1 Users cannot grant themselves new permissions as a result of updating a resource. For example, users cannot change the value of an attribute to give themselves Update rights if they did not have those rights already.

2 Users cannot give away permissions that they had as a result of updating a resource. For example, if users have Read + Update rights, they cannot change the value of an attribute so that they can no longer Read or Update it.

3 Fail fast when possible: For example, in order to BOM load, users need to be able either to Create and Read and/or Update the parent roll-up and potentially any functional group roll-ups. aPriori checks these conditions up front and fails immediately if it finds a problem, before starting the BOM load operation.

4 Keep going and notify: Once past the initial "fail fast" checks, for operations that involve manipulation of multiple scenarios, aPriori skips over scenarios that fail due to Access Control but logs the issue and notifies the user.

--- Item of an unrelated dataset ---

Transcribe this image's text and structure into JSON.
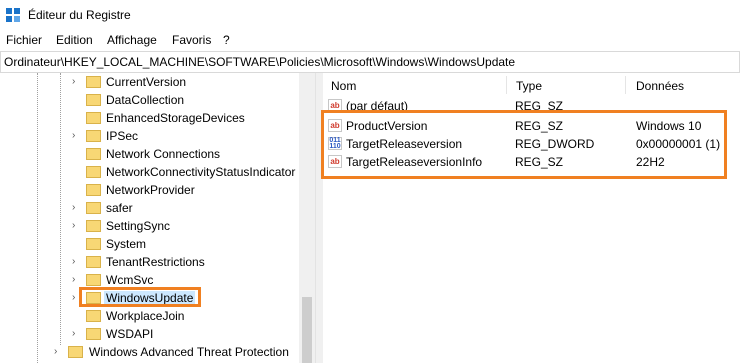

For example, after the initial check for roll-ups, the BOM loader loads everything it can and notes any access control failures.

5 Abort the entire operation: If any part of an Update operation fails due to Access Control, the entire operation is aborted and aPriori attempts to clean up (delete) any scenarios created up to that point. For example, Scenario > Save As > Scenario & Children could fail an Access Control check after already processing some number of scenarios. In this case, aPriori stops the save and cleans up any scenarios that were created. (Spreadsheet reports work in the same manner, except that there is no need to clean up.)

6 Check before destroy: aPriori checks Access Control permissions before deleting data. For example, using File > Import to import scenarios from an ".ap" file will delete any existing scenarios that conflict with the ones being imported. Before performing the delete, aPriori verifies that the importing user has the necessary permissions for the entire import to succeed.